Since the study of IAA amide conjugates in the Brassicaceae family is limited in Arabidopsis species and within our project dedicated to the analysis of phytonutrients in cruciferous vegetables [32,36,37,38], we decided to apply our high-resolution mass spectrometry study of the IAA metabolites to explore the presence of IAA amide conjugates in other members of the Brassicaceae family.

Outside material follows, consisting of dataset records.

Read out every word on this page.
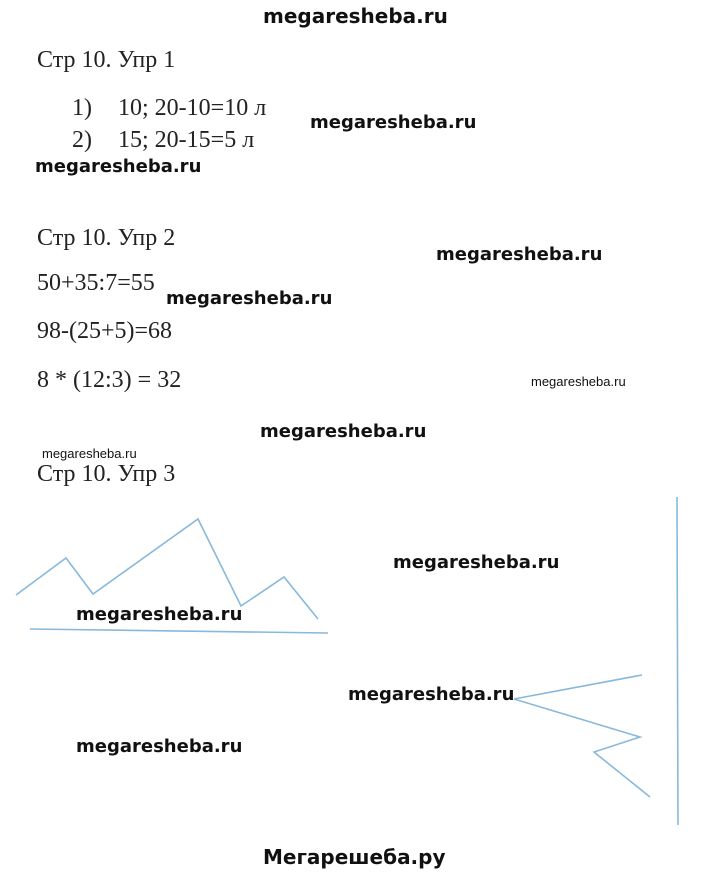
megaresheba.ru
megaresheba.ru
megaresheba.ru
megaresheba.ru
megaresheba.ru
megaresheba.ru
megaresheba.ru
megaresheba.ru
megaresheba.ru
megaresheba.ru
megaresheba.ru
megaresheba.ru
Мегарешеба.ру
Стр 10. Упр 1
1) 10; 20-10=10 л
2) 15; 20-15=5 л
Стр 10. Упр 2
50+35:7=55
98-(25+5)=68
8 * (12:3) = 32
Стр 10. Упр 3
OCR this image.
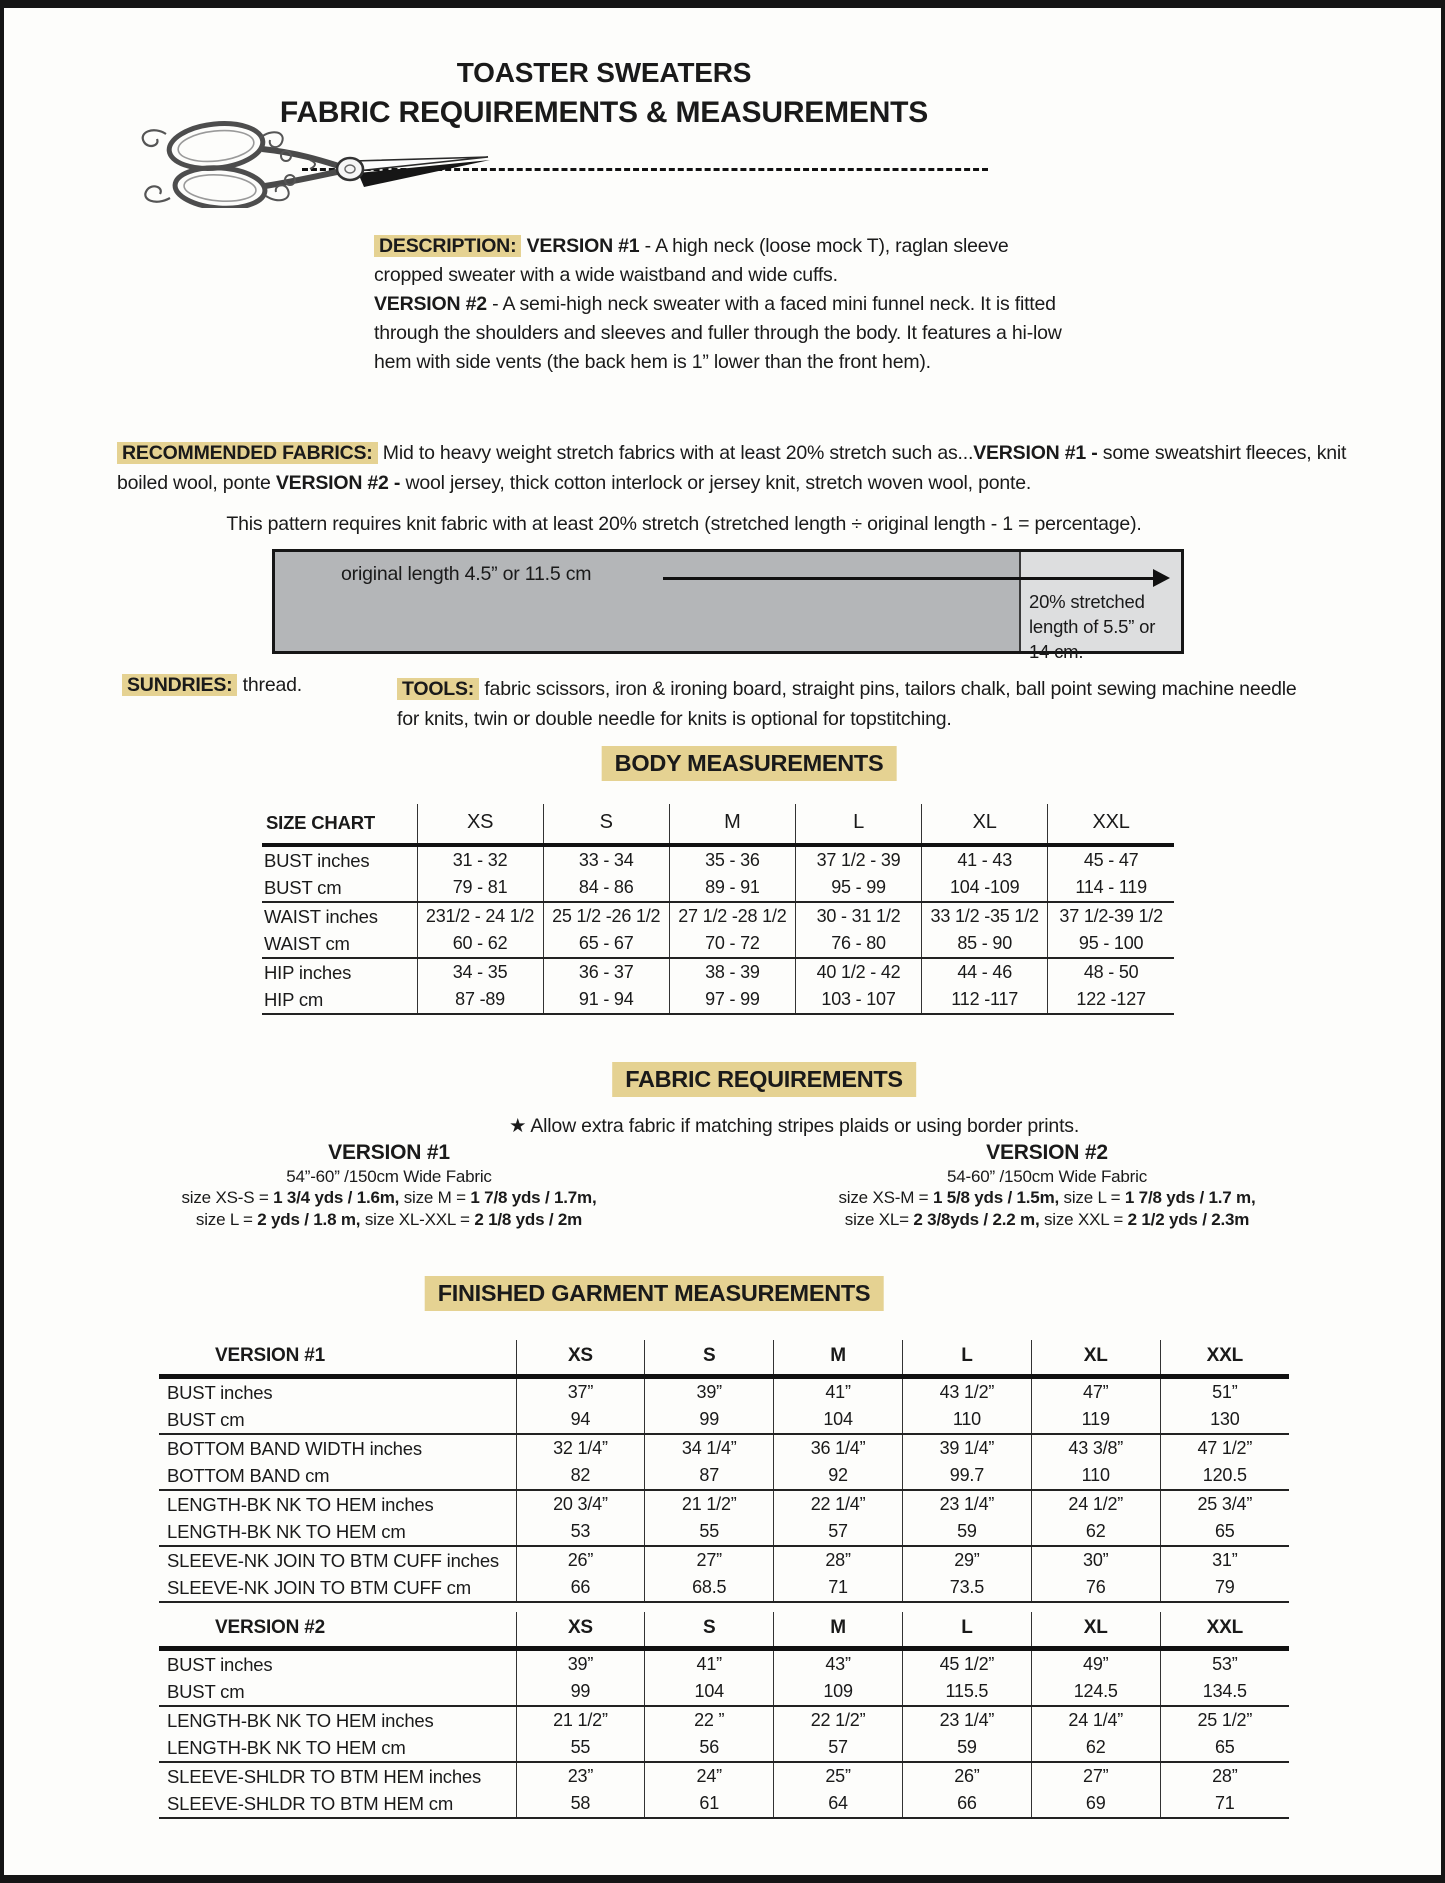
TOASTER SWEATERS
FABRIC REQUIREMENTS & MEASUREMENTS

DESCRIPTION: VERSION #1 - A high neck (loose mock T), raglan sleeve cropped sweater with a wide waistband and wide cuffs.
VERSION #2 - A semi-high neck sweater with a faced mini funnel neck. It is fitted through the shoulders and sleeves and fuller through the body. It features a hi-low hem with side vents (the back hem is 1” lower than the front hem).

RECOMMENDED FABRICS: Mid to heavy weight stretch fabrics with at least 20% stretch such as...VERSION #1 - some sweatshirt fleeces, knit boiled wool, ponte VERSION #2 - wool jersey, thick cotton interlock or jersey knit, stretch woven wool, ponte.

This pattern requires knit fabric with at least 20% stretch (stretched length ÷ original length - 1 = percentage).

20% stretched
length of 5.5” or
14 cm.
original length 4.5” or 11.5 cm

SUNDRIES: thread.	TOOLS: fabric scissors, iron & ironing board, straight pins, tailors chalk, ball point sewing machine needle for knits, twin or double needle for knits is optional for topstitching.

BODY MEASUREMENTS
SIZE CHART	XS	S	M	L	XL	XXL
BUST inches	31 - 32	33 - 34	35 - 36	37 1/2 - 39	41 - 43	45 - 47
BUST cm	79 - 81	84 - 86	89 - 91	95 - 99	104 -109	114 - 119
WAIST inches	231/2 - 24 1/2	25 1/2 -26 1/2	27 1/2 -28 1/2	30 - 31 1/2	33 1/2 -35 1/2	37 1/2-39 1/2
WAIST cm	60 - 62	65 - 67	70 - 72	76 - 80	85 - 90	95 - 100
HIP inches	34 - 35	36 - 37	38 - 39	40 1/2 - 42	44 - 46	48 - 50
HIP cm	87 -89	91 - 94	97 - 99	103 - 107	112 -117	122 -127
FABRIC REQUIREMENTS

★ Allow extra fabric if matching stripes plaids or using border prints.

VERSION #1
54”-60” /150cm Wide Fabric
size XS-S = 1 3/4 yds / 1.6m, size M = 1 7/8 yds / 1.7m,
size L = 2 yds / 1.8 m, size XL-XXL = 2 1/8 yds / 2m
VERSION #2
54-60” /150cm Wide Fabric
size XS-M = 1 5/8 yds / 1.5m, size L = 1 7/8 yds / 1.7 m,
size XL= 2 3/8yds / 2.2 m, size XXL = 2 1/2 yds / 2.3m
FINISHED GARMENT MEASUREMENTS
VERSION #1	XS	S	M	L	XL	XXL
BUST inches	37”	39”	41”	43 1/2”	47”	51”
BUST cm	94	99	104	110	119	130
BOTTOM BAND WIDTH inches	32 1/4”	34 1/4”	36 1/4”	39 1/4”	43 3/8”	47 1/2”
BOTTOM BAND cm	82	87	92	99.7	110	120.5
LENGTH-BK NK TO HEM inches	20 3/4”	21 1/2”	22 1/4”	23 1/4”	24 1/2”	25 3/4”
LENGTH-BK NK TO HEM cm	53	55	57	59	62	65
SLEEVE-NK JOIN TO BTM CUFF inches	26”	27”	28”	29”	30”	31”
SLEEVE-NK JOIN TO BTM CUFF cm	66	68.5	71	73.5	76	79
VERSION #2	XS	S	M	L	XL	XXL
BUST inches	39”	41”	43”	45 1/2”	49”	53”
BUST cm	99	104	109	115.5	124.5	134.5
LENGTH-BK NK TO HEM inches	21 1/2”	22 ”	22 1/2”	23 1/4”	24 1/4”	25 1/2”
LENGTH-BK NK TO HEM cm	55	56	57	59	62	65
SLEEVE-SHLDR TO BTM HEM inches	23”	24”	25”	26”	27”	28”
SLEEVE-SHLDR TO BTM HEM cm	58	61	64	66	69	71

We studied extracts from eight vegetables, namely, Brassica oleracea L. var. botrytis L. cv. Zarka (white cauliflower), Brassica oleracea L. var. rubra L. (red cabbage), Brassica oleracea L. var. capitata L. (white cabbage), Brassica oleracea L. var. italica Plenck cv. Calabrese (green broccoli), Brassica oleracea L. var. italica Plenck cv. Viοlleto (purple broccoli), Raphanus raphanistrum L. subsp. sativus (L.) Domin (radish), Eruca sativa (L.) Mill. (arugula), and Brassica rapa L. subsp. rapifera Metzg. (turnip). The extraction from cruciferous vegetables was performed using a simple extraction method with 80% MeOH, followed by filtration. The simultaneous identification of IAA, IAA metabolites, and amide conjugates using UPLC-QToF-MS was conducted in negative and positive ESI mode. Identification was based on the retention times relative to those of the standard compounds, the accurate mass of ions [M − H]−, [M + H]+, and the selected fragments from their HRMS/MS spectra which are given in Table 1.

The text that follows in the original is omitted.